E quando eu prestei atenção no quão cinza era minha visão, eu já estava encarando a parede da delegacia municipal.
***
—É uma baixinha danada — argumentava uma voz que eu bem conhecia... a do meu pai. — O menino está com a mandíbula quebrada. — Ouvi risos. — A polícia nunca viu algo parecido, normalmente é a mulher que apanha.
— Isso não tem graça! — disse minha mãe. — Ainda tem o que Liz nos disse.
— Invasão e agressão... — disse meu pai. — Nós a criamos bem, não?

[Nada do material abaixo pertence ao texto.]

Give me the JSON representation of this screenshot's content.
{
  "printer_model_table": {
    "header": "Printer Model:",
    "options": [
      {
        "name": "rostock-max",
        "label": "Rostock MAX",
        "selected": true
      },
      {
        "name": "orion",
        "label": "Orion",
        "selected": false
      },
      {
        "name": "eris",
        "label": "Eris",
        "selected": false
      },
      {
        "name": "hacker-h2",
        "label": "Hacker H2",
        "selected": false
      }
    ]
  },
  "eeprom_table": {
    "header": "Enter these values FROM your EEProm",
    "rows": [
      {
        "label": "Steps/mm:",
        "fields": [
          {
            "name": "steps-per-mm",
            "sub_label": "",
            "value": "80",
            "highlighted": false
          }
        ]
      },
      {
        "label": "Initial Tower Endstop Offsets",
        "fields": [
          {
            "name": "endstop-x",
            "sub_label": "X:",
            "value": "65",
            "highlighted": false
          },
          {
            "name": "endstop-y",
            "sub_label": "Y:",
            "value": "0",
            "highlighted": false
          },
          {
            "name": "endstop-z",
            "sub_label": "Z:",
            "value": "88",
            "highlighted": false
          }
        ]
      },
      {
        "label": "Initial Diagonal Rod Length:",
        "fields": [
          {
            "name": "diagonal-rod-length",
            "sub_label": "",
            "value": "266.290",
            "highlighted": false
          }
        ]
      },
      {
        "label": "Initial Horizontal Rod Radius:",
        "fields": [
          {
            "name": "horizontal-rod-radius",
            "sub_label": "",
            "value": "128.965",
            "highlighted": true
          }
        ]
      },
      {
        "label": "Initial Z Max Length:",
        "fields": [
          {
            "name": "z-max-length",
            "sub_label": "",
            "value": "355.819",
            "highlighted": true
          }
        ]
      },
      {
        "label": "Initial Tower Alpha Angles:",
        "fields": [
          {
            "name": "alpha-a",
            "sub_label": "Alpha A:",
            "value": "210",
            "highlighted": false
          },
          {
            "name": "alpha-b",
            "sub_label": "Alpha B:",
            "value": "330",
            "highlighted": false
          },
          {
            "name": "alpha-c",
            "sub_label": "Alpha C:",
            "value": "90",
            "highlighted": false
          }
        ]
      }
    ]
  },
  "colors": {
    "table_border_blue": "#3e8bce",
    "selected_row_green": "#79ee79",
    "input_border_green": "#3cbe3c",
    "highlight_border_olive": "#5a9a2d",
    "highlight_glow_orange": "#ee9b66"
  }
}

Ouvi passos pesados em direção a mim, uma silhueta bem equipada e fardada, um policial que ergueu meu queixo e examinou meus olhos mortos.
— Então está é a garotinha valentona — disse. — Sua sorte é que não ouve denuncias algumas. A garota gostava muito de você para prestar denuncias e não teria provas o suficiente e o pai do garoto agredido era machista o suficiente para não admitir que o filho apanhasse de uma menina, nada vai sair desta delegacia... Mas me ouça, você não é esse tipo de pessoa, e nem quer ser assim.
— Eu estou com dor de cabeça — foi o que consegui dizer.